Home magazine, like House & Garden before it, has called it a day. Right when, we're told, everyone's beginning to stay home. You'd think this would be the perfect time for a magazine that helps you enjoy your home more.
Maybe it is, if you approach it the right way: "some publishers say a drop in spending on homes doesn't necessarily reflect declining interest in home improvement, even if it has had a negative impact on advertising in some magazines. 'There are many ways you can improve a house, whether it's $15 for a can of paint or $15,000 for a new bathtub,' said Stephen Drucker, editor in chief of Hearst Corp.'s House Beautiful, which had a 19% increase in ad pages in its second quarter." That's very Home Depot-ish of him, isn't it?
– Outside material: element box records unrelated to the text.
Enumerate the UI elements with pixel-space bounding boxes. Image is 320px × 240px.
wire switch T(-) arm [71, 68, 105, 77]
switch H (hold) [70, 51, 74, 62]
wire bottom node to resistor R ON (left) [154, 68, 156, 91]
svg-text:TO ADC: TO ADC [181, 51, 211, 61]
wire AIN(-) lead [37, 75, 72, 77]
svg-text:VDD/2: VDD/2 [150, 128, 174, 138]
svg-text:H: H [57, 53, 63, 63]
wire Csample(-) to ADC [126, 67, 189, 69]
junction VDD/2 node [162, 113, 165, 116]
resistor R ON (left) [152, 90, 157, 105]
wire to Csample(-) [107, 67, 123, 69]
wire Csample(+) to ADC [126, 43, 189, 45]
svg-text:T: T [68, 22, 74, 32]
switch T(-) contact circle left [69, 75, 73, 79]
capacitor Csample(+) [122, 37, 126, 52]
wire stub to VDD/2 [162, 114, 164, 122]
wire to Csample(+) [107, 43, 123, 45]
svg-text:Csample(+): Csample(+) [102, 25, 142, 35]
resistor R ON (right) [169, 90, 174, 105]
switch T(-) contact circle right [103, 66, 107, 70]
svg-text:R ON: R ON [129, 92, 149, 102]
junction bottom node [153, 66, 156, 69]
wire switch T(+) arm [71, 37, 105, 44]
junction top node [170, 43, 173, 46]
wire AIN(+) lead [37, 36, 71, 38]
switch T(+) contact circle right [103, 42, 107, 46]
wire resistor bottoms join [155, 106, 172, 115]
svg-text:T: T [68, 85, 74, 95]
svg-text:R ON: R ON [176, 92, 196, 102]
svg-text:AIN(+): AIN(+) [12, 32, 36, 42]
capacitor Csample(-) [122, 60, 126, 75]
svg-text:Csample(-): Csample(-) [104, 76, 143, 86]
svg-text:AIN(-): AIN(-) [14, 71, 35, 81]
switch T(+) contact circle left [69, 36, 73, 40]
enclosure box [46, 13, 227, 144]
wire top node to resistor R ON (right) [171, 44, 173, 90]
But you know I love Stephen Drucker. After all, here's a guy who was named EIC of a shelter magazine at a time when everyone stopped reading magazines and buying homes. And still, he's game. This is from his letter in the August issue: "To everyone who hesitates that decorating is a luxury at this unsettled moment, I'd like to say that I think home is more important than ever, not a last priority in your budget, but a first. Now is the time to set a beautiful table and invite friends for dinner, rather than go to a restaurant...." Before he's done, he touches on every conceivable advertiser category from home accents and electronics to contractors. And I think it's a brilliant defense of his magazine's purpose. It could be a mission statement.
Then there's this news about Michaels: "Some product categories such as kids crafts, jewelry making, and baking supplies, have done well, but were offset by declines in bigger ticket items such as floral arrangements, home decor and custom framing." Seems to indicate that people don't want stuff so much as stuff to do when they're at home.